We propose a collective experimentation that aims to hear, think, and create around the sound of the strike movements, their refrains, their rhythms, their resonances, in an attempt to share the intensity of the evanescent common that occurred. Our performance will consist of improvisatory co-compositions utilising guitars, a cello, amplifiers, a projector, voice, and sound alteration technologies. The focus on the sonic texture being composed will be maintained by slowly increasing the presence of darkness in the room as well as designing visual projections that function more as negative space than as visual objects. Paying attention to these tools, to their non-beginning, prehuman locations, we are interested in improvising with movement, repetition, language (French and English, performatively) and sonic reformulations of the immanent physical space of the conference. We seek modes of research-creation that stretch sound and sound-capture between a political event’s many non-happenings and its leftover insistent scar of “one thing having happened.”



References
Deleuze, Gilles. 2002. Francis Bacon: Logique de la sensation. 2nd ed. Paris: Editions du Seuil.
Guattari, Félix. 2000. Three Ecologies. Translated by Ian Pindar and Paul Sutton. London: Athlone Press.
———. 2013. Schizoanalytic Cartographies. Translated by Andrew Goffey. London: Bloomsbury.



Hubert Gendron-Blais est auteur, musicien et chercheur. Outre ses publications littéraires (poésie, nouvelles) et universitaires (Scènes contemporaines, Les Cahiers d’histoire, Inflexions, etc.), il a contribué activement aux ouvrages collectifs On s’en câlisse. Histoire profane de la grève. Québec. 2012 (Sabotart et Entremonde, 2013) et traces—déprises (2014). Détenteur d’une maîtrise en science politique(UQÀM), doctorant en philosophie—humanities à l’Université Concordia (Montréal) et chercheur au SenseLab, sa pratique de recherche-création se situe aux confluents de la musique, de l’esthétique et de la pensée politique, accordant une attention particulière aux concepts d’affects et de communauté. En musique, il participe activement au projet rock expérimental ce qui nous traverse ainsi qu’au groupe indie rock Des Ébauches.

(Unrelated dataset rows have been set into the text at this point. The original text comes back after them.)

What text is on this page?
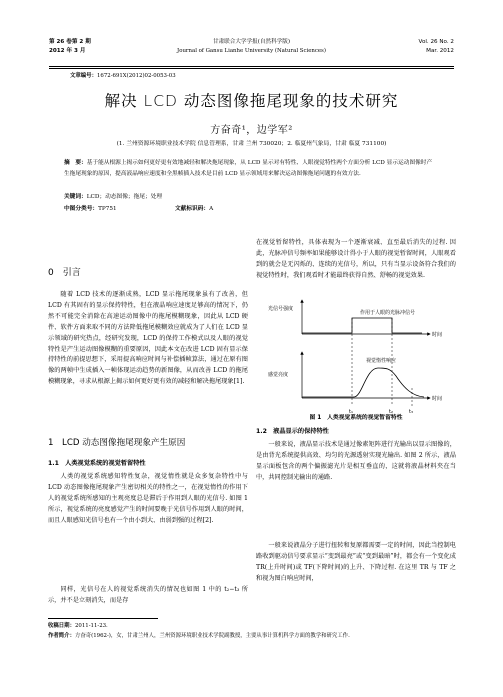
第 26 卷第 2 期
2012 年 3 月
甘肃联合大学学报(自然科学版)
Journal of Gansu Lianhe University (Natural Sciences)
Vol. 26 No. 2
Mar. 2012
文章编号：1672-691X(2012)02-0053-03
解决 LCD 动态图像拖尾现象的技术研究
方奋奇¹，边学军²
(1. 兰州资源环境职业技术学院 信息管理系，甘肃 兰州 730020；2. 临夏州气象局，甘肃 临夏 731100)
摘　要：基于能从根源上揭示如何更好更有效地减轻和解决拖尾现象，从 LCD 显示对有特性、人眼视觉特性两个方面分析 LCD 显示运动图像时产生拖尾现象的原因，提高液晶响应速度和全黑帧插入技术是目前 LCD 显示领域用来解决运动图像拖尾问题的有效方法.
关键词：LCD；动态图像；拖尾；处理
中图分类号：TP751	文献标识码：A
0　引言
随着 LCD 技术的逐渐成熟，LCD 显示拖尾现象虽有了改善，但 LCD 有其固有的显示保持特性，但在液晶响应速度足够高的情况下，仍然不可能完全消除在高速运动图像中的拖尾模糊现象，因此从 LCD 硬件、软件方面来取不同的方法降低拖尾模糊效应就成为了人们在 LCD 显示领域的研究热点，经研究发现，LCD 的保持工作模式以及人眼的视觉特性是产生运动图像模糊的重要原因，因此本文在改进 LCD 固有显示保持特性的前提思想下，采用提高响应时间与补偿插帧算法，通过在原有图像的两帧中生成插入一帧体现运动趋势的新图像，从而改善 LCD 的拖尾模糊现象，寻求从根源上揭示如何更好更有效的减轻和解决拖尾现象[1].
1　LCD 动态图像拖尾现象产生原因
1.1　人类视觉系统的视觉暂留特性
人类的视觉系统感知特性复杂，视觉惰性就是众多复杂特性中与 LCD 动态图像拖尾现象产生密切相关的特性之一，在视觉惰性的作用下人的视觉系统所感知的主观亮度总是滞后于作用到人眼的光信号. 如图 1 所示，视觉系统的亮度感觉产生的时间要晚于光信号作用到人眼的时间，而且人眼感知光信号也有一个由小到大、由弱到强的过程[2].
同样，光信号在人的视觉系统消失的情况也如图 1 中的 t₂−t₃ 所示，并不是立刻消失，而是存
在视觉暂留特性，具体表现为一个逐渐衰减、直至最后消失的过程. 因此，光脉冲信号频率如果能够设计得小于人眼的视觉暂留时间，人眼观看到的就会是无闪烁的、连续的光信号，所以，只有当显示设备符合我们的视觉特性时，我们观看时才能最终获得自然、舒畅的视觉效果.
光信号强度
作用于人眼的光脉冲信号
时间
感觉亮度
视觉惰性响应
时间
t₁	t₂	t₃
图 1　人类视觉系统的视觉暂留特性
1.2　液晶显示的保持特性
一般来说，液晶显示技术是通过像素矩阵进行光输出以显示图像的，是由背光系统提供高效、均匀的光源透射实现光输出. 如图 2 所示，液晶显示面板包含的两个偏振滤光片是相互垂直的，这就将液晶材料夹在当中，共同控制光输出的通路.
一般来说液晶分子进行扭转和复原都需要一定的时间，因此当控制电路收到驱动信号要求显示“变到最亮”或“变到最暗”时，都会有一个变化成 TR(上升时间)或 TF(下降时间)的上升、下降过程. 在这里 TR 与 TF 之和视为图白响应时间，
收稿日期：2011-11-23.
作者简介：方奋奇(1962-)，女，甘肃兰州人，兰州资源环境职业技术学院副教授，主要从事计算机科学方面的教学和研究工作.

Email: h_gendro@liveconcordia.onmicrosoft.com

 


Joel Gorrie is a musician, educator, and improviser, most often in contexts related to the cello. He is currently musically and sonically exploring ideas of tension and release, the use and constraint of various tools, repetition and ostinato, and patterns and their deviations. His research interests include autism and socio-sensory experience, musical pedagogy as a means of social change, as well as how improvisation can utilise physical and conceptual constraints to channel creative focus in neuro-diverse environments.


Email: joelgorrie@hotmail.com

Joel Mason is a writer, sound artist, and playmaker. He writes on arts-based research and social theories of whiteness and blackness; he creates interactive dramatic events involving circus, affect, whiteness, blackness, improvisation, sociality, music, and the political deployments of human voices. He is a research assistant at the SenseLab in Montréal, a philosophical movement laboratory founded by Erin Manning and Brian Massumi, and also a member of Berlin composer Sandeep Bhagwati’s Matralab (at the intersection of new music, technology, and the body). In 2014, he wrote “The (Un)choreography of Dance Politics: An Experimental Social Poesis” with Anique Vered for Inflexions, a journal for research creation. He is currently co-editing the next issue of Inflexions. He is in his second year of PhD studies at the Centre for Interdisciplinary Studies in Society and Culture at Concordia University in Montréal.